The problems these could induce could include loss of system availability, loss of human operators’ visibility into systems, loss of productivity (which means loss of revenue) and disruption of physical processes.
CISA and NSA recommend a set of actions operators should take to become harder targets. Many of them are solid advice at any time, like their recommendations to develop and exercise resilience and incident response plans, and to disconnect devices from the Internet that don’t need to be connected to it.
Some of them, however, including the most urgent recommendations, may be less familiar. “Create an accurate ‘as-operated’ OT network map immediately,” for example, and the related “Understand and evaluate cyber-risk on “as-operated” OT assets.”
Take phishing.

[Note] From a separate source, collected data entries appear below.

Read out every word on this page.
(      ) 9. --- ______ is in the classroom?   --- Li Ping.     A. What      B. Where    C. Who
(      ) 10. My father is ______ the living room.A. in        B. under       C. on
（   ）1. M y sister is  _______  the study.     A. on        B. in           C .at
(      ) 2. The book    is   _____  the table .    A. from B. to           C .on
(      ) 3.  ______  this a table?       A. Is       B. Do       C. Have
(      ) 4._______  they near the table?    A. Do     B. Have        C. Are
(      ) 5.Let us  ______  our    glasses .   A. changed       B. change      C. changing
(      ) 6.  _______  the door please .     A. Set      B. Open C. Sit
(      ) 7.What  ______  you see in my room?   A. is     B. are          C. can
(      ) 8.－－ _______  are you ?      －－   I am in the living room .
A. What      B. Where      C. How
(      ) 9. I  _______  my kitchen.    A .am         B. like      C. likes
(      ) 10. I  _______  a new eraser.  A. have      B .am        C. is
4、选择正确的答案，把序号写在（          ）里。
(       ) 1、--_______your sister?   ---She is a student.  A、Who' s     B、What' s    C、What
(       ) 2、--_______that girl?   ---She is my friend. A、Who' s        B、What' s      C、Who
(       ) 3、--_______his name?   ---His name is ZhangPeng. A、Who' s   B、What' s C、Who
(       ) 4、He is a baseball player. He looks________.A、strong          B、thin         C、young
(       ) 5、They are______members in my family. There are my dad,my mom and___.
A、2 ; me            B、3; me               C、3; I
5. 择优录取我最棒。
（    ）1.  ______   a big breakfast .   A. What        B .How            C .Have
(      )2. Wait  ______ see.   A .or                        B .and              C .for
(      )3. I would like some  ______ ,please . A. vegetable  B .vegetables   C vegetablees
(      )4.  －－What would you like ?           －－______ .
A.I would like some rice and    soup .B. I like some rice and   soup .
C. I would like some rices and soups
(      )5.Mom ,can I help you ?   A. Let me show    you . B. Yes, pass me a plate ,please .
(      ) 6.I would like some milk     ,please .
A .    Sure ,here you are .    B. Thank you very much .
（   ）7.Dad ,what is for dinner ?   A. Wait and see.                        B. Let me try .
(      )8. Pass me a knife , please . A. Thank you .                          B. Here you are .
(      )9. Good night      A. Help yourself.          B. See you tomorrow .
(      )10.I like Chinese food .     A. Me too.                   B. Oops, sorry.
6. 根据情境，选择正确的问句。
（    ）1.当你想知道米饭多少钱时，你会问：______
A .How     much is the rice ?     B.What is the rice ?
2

It’s not an advanced technique--anyone can do it, and do it they will, from the high-end operators back at the Aquarium to the grubby grifter living on pizza and Mountain Dew in his parents’ basement. It’s troubling, though, when nation-states are involved: their reach is far greater, their timing and coordination are more damaging, and they can be far more patient and focused than the proverbial skid with a phishing kit. “It is important to note that while the behavior may not be technically advanced,” CISA and NSA say in their warning, “it is still a serious threat because the potential impact to critical assets is so high.”
EU privacy regulators may have more than they can handle.
According to the Wall Street Journal's Brussels Report, last week's ruling by the European Court of Justice that effectively abandoned the Privacy Shield arrangements that had governed transatlantic data transfers may have given the EU's privacy enforcers more work than they can realistically handle.